Fair enough and totally valid! On my typical 2 hour ride, there is only one very short descent that’s dark enough for me to outpace the Orfos front light and to be honest, considering the condition of the road and the speed controls on it, I really should not try to fly down it like I do!
Rich noted that he has never used lights during the day because generally most are never strong enough to be worthwhile. With the Orfos in strobe mode, on the brightest setting, they absolutely are bright enough for daytime use – and as someone who previously thought doing so was stupid, he is now leaving his Orfos lights running, and cranked up on full to make use of this.
Buttons and bits…
But is it all perfect? One of my gripes is the current switch. Under the silicone it actually took me a little while to work out it’s a switch as the activation is quite subtle. Overall I find the tactility a little lacking especially with a full finger glove, so unless I am really concentrating, it takes a bit of effort to set the brightness and select the pattern mode. Again, from Peter when asked:
“The button is a high reliability switch often used in aircraft cockpit dashboards. They are rated for close to 5 million presses. I do completely get that issue though, and we are working with the switch manufacturer to increase the tactile response for the future though to make the feedback a little more pronounced in future versions.”

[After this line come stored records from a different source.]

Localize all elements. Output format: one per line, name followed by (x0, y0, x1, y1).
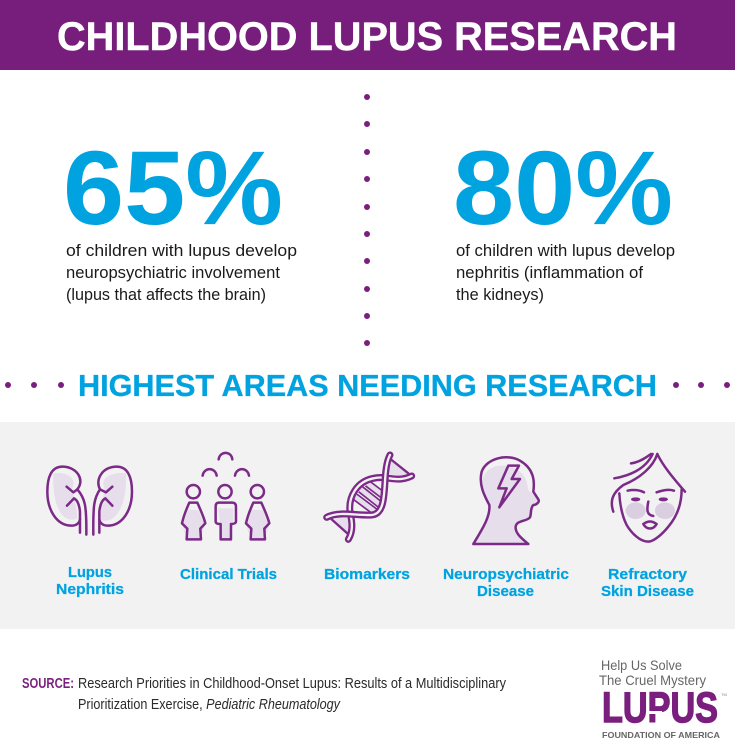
source citation: Prioritization Exercise, Pediatric Rheumatology (78, 697, 341, 713)
label: Neuropsychiatric Disease: Disease (477, 583, 534, 600)
icon: face with rash (611, 454, 685, 542)
label: Biomarkers: Biomarkers (324, 566, 410, 583)
source citation (22, 676, 507, 713)
stat: 65 percent: of children with lupus develop (66, 241, 297, 260)
label: Neuropsychiatric Disease: Neuropsychiatric (443, 566, 569, 583)
section heading with dots: HIGHEST AREAS NEEDING RESEARCH (78, 368, 657, 403)
panel: research areas background (0, 422, 735, 629)
source citation: SOURCE: (22, 676, 74, 692)
stat: 65 percent: neuropsychiatric involvement (66, 263, 280, 282)
logo: Lupus Foundation of America (599, 657, 727, 740)
logo: Lupus Foundation of America: The Cruel Mystery (599, 672, 706, 688)
stat: 80 percent: of children with lupus develop (456, 241, 675, 260)
stat: 80 percent: the kidneys) (456, 285, 544, 304)
icon: DNA helix (327, 455, 412, 539)
stat: 65 percent: (lupus that affects the brain) (66, 285, 266, 304)
stat: 80 percent: 80% (453, 130, 673, 247)
logo: Lupus Foundation of America: Help Us Solve (601, 657, 682, 673)
stat: 80 percent (453, 130, 675, 304)
label: Refractory Skin Disease: Skin Disease (601, 583, 694, 600)
label: Clinical Trials: Clinical Trials (180, 566, 277, 583)
icon: head with lightning bolt (473, 457, 539, 544)
label: Lupus Nephritis: Lupus (68, 564, 112, 581)
label: Neuropsychiatric Disease (443, 566, 569, 600)
stat: 80 percent: nephritis (inflammation of (456, 263, 643, 282)
stat: 65 percent: 65% (63, 130, 283, 247)
title banner (0, 0, 735, 70)
logo: Lupus Foundation of America: TM (721, 692, 727, 697)
vertical dotted divider (364, 94, 370, 346)
icon: clinical trial participants (182, 453, 269, 539)
stat: 65 percent (63, 130, 297, 304)
label: Refractory Skin Disease: Refractory (608, 566, 688, 583)
label: Lupus Nephritis: Nephritis (56, 581, 124, 598)
label: Lupus Nephritis (56, 564, 124, 598)
icon: kidneys (47, 467, 132, 535)
label: Refractory Skin Disease (601, 566, 694, 600)
logo: Lupus Foundation of America: FOUNDATION OF AMERICA (602, 730, 720, 740)
source citation: Research Priorities in Childhood-Onset Lupus: Results of a Multidisciplinary (78, 676, 507, 692)
title banner: CHILDHOOD LUPUS RESEARCH (57, 15, 677, 59)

In the wet, the Orfos was not phased, nor was I until I got home and found that road grit kicked up by the tyres got into the open USB ports (probably not an issue if you are sensible and have fenders). Again though, when this was put to Peter:
“The microUSB port is a waterproof port with heavy gold plating to prevent corrosion. The product is sealed with silicone so that water can’t enter through the port. If water/dirt get in the port itself then you can rinse it out with tap water to clean it. The only thing we would warn against would be salt water, which can cause corrosion more quickly.”
And probably a big one for any system with an enclosed, unreplaceable battery – battery life. Do the batteries require full drain before recharge or can they be topped up without damaging the memory of the battery?
“The internal lithium ion batteries are LiFePO4 chemistry. This chemistry offers significantly longer lifetimes than traditional lithium ion and is inherently much safer and more reliable in harsh conditions. The chemistry is rated for a few thousand charges and there is no memory effect, so you can charge it as often as you like, whenever you like.”
Some battery stats:
Full Charge time: ~1.5 hours (usb wall charger)
Battery life: (depending on the pattern)
HIGH: 1.5-5 hours (FOR DAY USE ONLY)
MED: 4-10 hours
LOW: up to 24 Hours
At US$229 for a set (they can also be bought as a single front or rear), Orfos lights are at the premium end of the spectrum and are designed, built and marketed as such. Unlike any other light on the market though, I feel totally confident in saying that they, without a doubt, make a quantifiable difference to riding at night by transforming any rider using them from an object on the road with a pinpoint bright spot, to a fully seen one with an actual presence. Rich is the aesthete and isn’t convinced by the look of the lights or the mounting method, but even he can see beyond that because the performance and functionality far exceeds anything else!
Being designed for the demands of commuting amongst traffic, they may not be ideal for everyone in every condition, such as very fast night riding in complete darkness or off road riding, but for everyone else and dare I say it, that would be the vast majority of riders, they are more than a light, they should be a prerequisite safety device.